As are most construction zones, road construction zones can be hazardous. There are many different ways car accidents can occur in or near them. There are two main factors that must be taken into account, them and you. There may be mistakes made by the private construction companies or municipalities that you should be on the lookout for. There are also certain responsibilities that you are held liable for. Please take into consideration the following in order to understand the distinction and who is at fault:
When They Are Liable
It is imperative that motorists are given visible and timely warning of road construction zones. The types of signs, number of, and position of these signs, are all part of federal and state regulations. If the companies or communities fail to use the proper signs there may not be ample warning and by extension can lead to injuries.
In many state laws, how sharply motorists can be required to turn and the speeds of the turns are documented. Motorists should be aware of road changes as a sudden sharp turn at a high speed can increase the likelihood of accidents. If this happens, the municipality or construction company may be liable for any injuries.
While roads are under construction there may be temporarily uneven pavement. If the uneven pavement is unmarked it can be hazardous to motorists, most especially motorcyclists. It is always important to report poor conditions of the pavement as the state is responsible for fixing the issue to avoid damage to commuters’ vehicles.
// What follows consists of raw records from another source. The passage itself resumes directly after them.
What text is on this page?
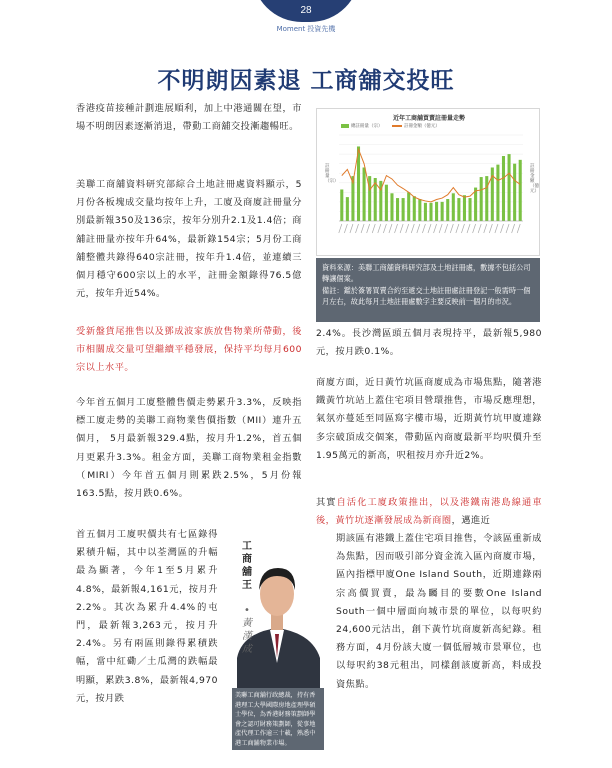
28
Moment 投資先機
不明朗因素退 工商舖交投旺
香港疫苗接種計劃進展順利，加上中港通關在望，市場不明朗因素逐漸消退，帶動工商舖交投漸趨暢旺。
美聯工商舖資料研究部綜合土地註冊處資料顯示，5月份各板塊成交量均按年上升，工廈及商廈註冊量分別最新報350及136宗，按年分別升2.1及1.4倍；商舖註冊量亦按年升64%，最新錄154宗；5月份工商舖整體共錄得640宗註冊，按年升1.4倍，並連續三個月穩守600宗以上的水平，註冊金額錄得76.5億元，按年升近54%。
受新盤貨尾推售以及鄧成波家族放售物業所帶動，後市相關成交量可望繼續平穩發展，保持平均每月600宗以上水平。
今年首五個月工廈整體售價走勢累升3.3%，反映指標工廈走勢的美聯工商物業售價指數（MII）連升五個月， 5月最新報329.4點，按月升1.2%，首五個月更累升3.3%。租金方面，美聯工商物業租金指數（MIRI）今年首五個月則累跌2.5%，5月份報163.5點，按月跌0.6%。
首五個月工廈呎價共有七區錄得累積升幅，其中以荃灣區的升幅最為顯著，今年1至5月累升4.8%，最新報4,161元，按月升2.2%。其次為累升4.4%的屯門，最新報3,263元，按月升2.4%。另有兩區則錄得累積跌幅，當中紅磡／土瓜灣的跌幅最明顯，累跌3.8%，最新報4,970元，按月跌
近年工商舖買賣註冊量走勢
總註冊量（宗）	註冊金額（億元）
註冊量（宗）
註冊金額（億元）
資料來源：美聯工商舖資料研究部及土地註冊處，數據不包括公司轉讓個案。
備註：鑑於簽署買賣合約至遞交土地註冊處註冊登記一般需時一個月左右，故此每月土地註冊處數字主要反映前一個月的市況。
2.4%。長沙灣區頭五個月表現持平，最新報5,980元，按月跌0.1%。
商廈方面，近日黃竹坑區商廈成為市場焦點，隨著港鐵黃竹坑站上蓋住宅項目營環推售，市場反應理想，氣氛亦蔓延至同區寫字樓市場，近期黃竹坑甲廈連錄多宗破頂成交個案，帶動區內商廈最新平均呎價升至1.95萬元的新高，呎租按月亦升近2%。
其實自活化工廈政策推出，以及港鐵南港島線通車後，黃竹坑逐漸發展成為新商圈，邁進近
期該區有港鐵上蓋住宅項目推售，令該區重新成為焦點，因而吸引部分資金流入區內商廈市場，區內指標甲廈One Island South，近期連錄兩宗高價買賣，最為矚目的要數One Island South一個中層面向城市景的單位，以每呎約24,600元沽出，創下黃竹坑商廈新高紀錄。租務方面，4月份該大廈一個低層城市景單位，也以每呎約38元租出，同樣創該廈新高，料成投資焦點。
工商舖王
• 黃漢成
美聯工商舖行政總裁，持有香港理工大學國際房地產理學碩士學位，為香港財務策劃師學會之認可財務策劃師，從事地產代理工作逾三十載，熟悉中港工商舖物業市場。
Keep in mind that to actually blame them, you would have to prove they acted negligently. This would be best accomplished by hiring city or state specific attorney. For instance, if you were in a scenarios where your car was damaged in a county in Denver you would seek a Denver personal injury attorney who specializes in car accidents.
When You Are Liable
Reduce your speed when you are getting close to a work zone. It is often illegal to drive at the normal posted speed limit in a construction zone. By reducing your speed, you are allowing more time for any type of reaction to take place in case of an emergency. Allowing yourself additional reaction time can act as a game-changer to avoid hazardous highways accidents resulting in injury and even death. This can be easily avoided when you abide by speed limits, especially while in work zone areas. You will also want to keep a steady speed with the traffic flow and correct your speed to match the current weather conditions.
Allocate room for yourself and other drivers. Try to provide enough braking room between your vehicle and the car in front of you. To ensure you are giving enough room a good rule of thumb is the two second rule. You want to give two seconds from the time the car in front of you passes an object, and the time your own vehicle passes that object. Also be sure to maintain a safe distance between your vehicle and all construction objects (traffic barriers and construction equipment) and workers.
Driving too close to barriers, including the shoulder, can also play as a hazardous role in holding your liable for any highways accidents. Driving across the median is a major red flag. This could cause a very hazardous situation for you, construction workers and/or other motorists. And if not, there can be heavy fines levied by the police.
Another hazardous act that leaves drivers responsible is tailgating. Tailgaters should not be made to move back by you stepping on your brakes or slowing down too much. These actions can increase the probability of road rage and lead to the possibility of an accident. Wherever it is possible pull up to the curb and allow an aggressive driver to pass.
No matter who might be at fault during an accident, the safety of all commuters is accomplished when we’re all doing our part to ensure that we drive will our undivided attention so that we might be able to notice the signage that is displayed. Driving is a privilege as we entrust our states to provide responsible workers to properly inform us of any construction that lies ahead.